Re: debian with raid1+cryptsetup+lvm on notebook?
Douglas A. Tutty, Tue Apr 21 2009 16:06:03 GMT+0200 (CEST):
On Tue, Apr 21, 2009 at 12:39:38PM +0200, Peter Jordan wrote:
since my ThinkPad T400 has two 250GB HD, i considered to install debian
testing with raid1+cryptsetup+lvm on it.
Has anyone experience with that kind of setup?

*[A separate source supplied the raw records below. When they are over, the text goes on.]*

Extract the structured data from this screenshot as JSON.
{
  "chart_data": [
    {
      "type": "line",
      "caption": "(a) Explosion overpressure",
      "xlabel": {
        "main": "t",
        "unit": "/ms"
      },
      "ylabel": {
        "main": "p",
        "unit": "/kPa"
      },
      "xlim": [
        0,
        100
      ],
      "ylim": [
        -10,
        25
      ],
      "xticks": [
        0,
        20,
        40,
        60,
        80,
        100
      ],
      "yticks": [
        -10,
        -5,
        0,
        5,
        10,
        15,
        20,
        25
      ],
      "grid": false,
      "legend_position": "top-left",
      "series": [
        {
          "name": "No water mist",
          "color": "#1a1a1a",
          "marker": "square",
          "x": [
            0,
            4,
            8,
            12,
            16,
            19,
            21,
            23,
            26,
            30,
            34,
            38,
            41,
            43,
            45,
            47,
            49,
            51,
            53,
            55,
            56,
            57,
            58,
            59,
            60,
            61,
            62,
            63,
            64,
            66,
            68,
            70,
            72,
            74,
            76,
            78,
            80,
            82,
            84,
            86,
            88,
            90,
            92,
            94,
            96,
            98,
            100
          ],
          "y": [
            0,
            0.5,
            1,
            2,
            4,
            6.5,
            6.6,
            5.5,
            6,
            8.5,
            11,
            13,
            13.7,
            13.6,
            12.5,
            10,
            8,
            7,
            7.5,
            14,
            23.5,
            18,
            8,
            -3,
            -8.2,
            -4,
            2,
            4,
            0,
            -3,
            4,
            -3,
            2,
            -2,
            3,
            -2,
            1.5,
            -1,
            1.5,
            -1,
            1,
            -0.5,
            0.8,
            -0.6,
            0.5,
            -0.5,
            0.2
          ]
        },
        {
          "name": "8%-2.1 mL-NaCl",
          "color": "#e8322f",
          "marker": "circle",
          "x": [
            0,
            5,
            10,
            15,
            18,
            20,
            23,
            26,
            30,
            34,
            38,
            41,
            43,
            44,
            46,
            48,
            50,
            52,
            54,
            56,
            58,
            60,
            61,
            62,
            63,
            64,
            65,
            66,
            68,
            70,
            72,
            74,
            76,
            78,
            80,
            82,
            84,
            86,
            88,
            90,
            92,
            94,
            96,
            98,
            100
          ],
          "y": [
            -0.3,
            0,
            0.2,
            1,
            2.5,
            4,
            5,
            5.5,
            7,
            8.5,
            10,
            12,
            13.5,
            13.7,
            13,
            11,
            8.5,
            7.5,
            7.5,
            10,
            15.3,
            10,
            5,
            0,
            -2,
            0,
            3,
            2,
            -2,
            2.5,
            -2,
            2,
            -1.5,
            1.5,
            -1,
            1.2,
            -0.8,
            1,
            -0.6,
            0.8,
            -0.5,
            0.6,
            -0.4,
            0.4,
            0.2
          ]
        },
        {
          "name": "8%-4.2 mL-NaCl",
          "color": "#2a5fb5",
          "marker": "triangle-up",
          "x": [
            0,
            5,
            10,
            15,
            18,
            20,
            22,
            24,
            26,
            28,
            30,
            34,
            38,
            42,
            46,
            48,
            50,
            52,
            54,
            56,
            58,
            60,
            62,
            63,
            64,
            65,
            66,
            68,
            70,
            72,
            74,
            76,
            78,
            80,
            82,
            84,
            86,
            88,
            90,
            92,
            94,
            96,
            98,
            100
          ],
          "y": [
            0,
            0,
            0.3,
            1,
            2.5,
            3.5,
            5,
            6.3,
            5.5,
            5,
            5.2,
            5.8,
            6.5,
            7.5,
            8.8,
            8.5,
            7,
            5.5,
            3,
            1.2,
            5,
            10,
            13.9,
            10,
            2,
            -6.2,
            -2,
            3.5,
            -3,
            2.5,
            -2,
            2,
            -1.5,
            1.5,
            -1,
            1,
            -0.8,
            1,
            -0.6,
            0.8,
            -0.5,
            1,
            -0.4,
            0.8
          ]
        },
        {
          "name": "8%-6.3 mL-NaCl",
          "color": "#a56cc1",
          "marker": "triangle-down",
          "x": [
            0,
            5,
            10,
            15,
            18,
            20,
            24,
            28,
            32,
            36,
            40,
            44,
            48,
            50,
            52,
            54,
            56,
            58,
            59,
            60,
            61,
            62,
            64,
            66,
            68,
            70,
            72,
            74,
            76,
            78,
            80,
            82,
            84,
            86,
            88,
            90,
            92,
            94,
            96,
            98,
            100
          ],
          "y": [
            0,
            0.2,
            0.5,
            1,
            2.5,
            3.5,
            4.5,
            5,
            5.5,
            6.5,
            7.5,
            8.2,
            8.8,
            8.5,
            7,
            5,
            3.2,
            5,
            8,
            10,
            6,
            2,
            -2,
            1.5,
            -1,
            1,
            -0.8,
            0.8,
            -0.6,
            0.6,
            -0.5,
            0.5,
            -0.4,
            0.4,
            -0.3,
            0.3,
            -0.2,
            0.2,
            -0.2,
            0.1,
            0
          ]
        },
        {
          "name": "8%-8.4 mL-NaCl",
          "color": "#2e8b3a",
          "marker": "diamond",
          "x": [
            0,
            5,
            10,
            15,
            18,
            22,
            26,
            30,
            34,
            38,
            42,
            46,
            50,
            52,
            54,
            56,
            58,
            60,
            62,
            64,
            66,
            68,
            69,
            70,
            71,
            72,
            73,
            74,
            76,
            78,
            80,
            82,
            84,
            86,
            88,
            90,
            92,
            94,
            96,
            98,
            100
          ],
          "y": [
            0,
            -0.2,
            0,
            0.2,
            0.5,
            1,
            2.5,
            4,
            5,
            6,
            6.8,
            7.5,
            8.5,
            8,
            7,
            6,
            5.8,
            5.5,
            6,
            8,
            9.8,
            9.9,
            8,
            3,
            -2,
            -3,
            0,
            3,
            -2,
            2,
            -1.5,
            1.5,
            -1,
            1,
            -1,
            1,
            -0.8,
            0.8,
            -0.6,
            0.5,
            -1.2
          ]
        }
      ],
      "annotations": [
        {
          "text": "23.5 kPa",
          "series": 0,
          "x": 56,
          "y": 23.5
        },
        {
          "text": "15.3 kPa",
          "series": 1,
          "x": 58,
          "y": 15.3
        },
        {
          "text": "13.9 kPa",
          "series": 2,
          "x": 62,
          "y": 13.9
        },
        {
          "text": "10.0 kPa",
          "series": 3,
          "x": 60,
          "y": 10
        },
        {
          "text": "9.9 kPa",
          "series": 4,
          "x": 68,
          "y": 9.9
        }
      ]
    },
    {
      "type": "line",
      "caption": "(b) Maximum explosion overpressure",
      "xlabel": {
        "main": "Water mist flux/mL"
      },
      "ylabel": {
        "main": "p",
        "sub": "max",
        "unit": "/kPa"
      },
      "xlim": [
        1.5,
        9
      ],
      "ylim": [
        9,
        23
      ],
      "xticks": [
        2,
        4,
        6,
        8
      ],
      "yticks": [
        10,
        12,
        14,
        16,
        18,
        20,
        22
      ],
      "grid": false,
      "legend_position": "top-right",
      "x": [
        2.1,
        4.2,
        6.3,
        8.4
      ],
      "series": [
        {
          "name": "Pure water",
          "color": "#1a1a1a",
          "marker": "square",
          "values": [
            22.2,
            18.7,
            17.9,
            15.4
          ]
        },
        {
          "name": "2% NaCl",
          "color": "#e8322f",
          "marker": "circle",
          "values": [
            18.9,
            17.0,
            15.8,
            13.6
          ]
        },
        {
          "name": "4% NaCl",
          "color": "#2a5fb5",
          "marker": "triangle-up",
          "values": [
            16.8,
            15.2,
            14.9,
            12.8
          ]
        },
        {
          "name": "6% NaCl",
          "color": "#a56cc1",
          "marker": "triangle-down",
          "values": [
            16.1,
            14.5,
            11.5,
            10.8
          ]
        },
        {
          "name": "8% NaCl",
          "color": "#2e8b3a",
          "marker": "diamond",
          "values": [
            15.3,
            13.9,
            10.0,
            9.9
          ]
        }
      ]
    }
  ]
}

Any significant reasons against my plan?
Sounds like a good idea. I think that the installer has that
out-of-the-box as one of the guided-partitioning options. If not, you
can certainly do it manually.
This came up not that long ago. It was suggested that having /
encrypted can prevent someone trojaning executables on / (e.g. /bin/ls).
However, since you need an unencrypted /boot, then someone could trojan
the kernel or the initrd itself (perhaps to email the attacker the
password you enter to decrypt the filesystem), who knows?
I suppose that you could have /boot on a USB stick so that without the
stick, the laptop won't boot and there won't be any unencrypted data on
the laptop. There's good LUKS documentation: read it.
I'm sure that this has been (and is being) looked at by people with a
particular interest in laptop security. Just don't assume that
raid1+crypsetup+lvm will make your laptop absoulutly secure.
job is done,
Everything works fine. No problems during live migration.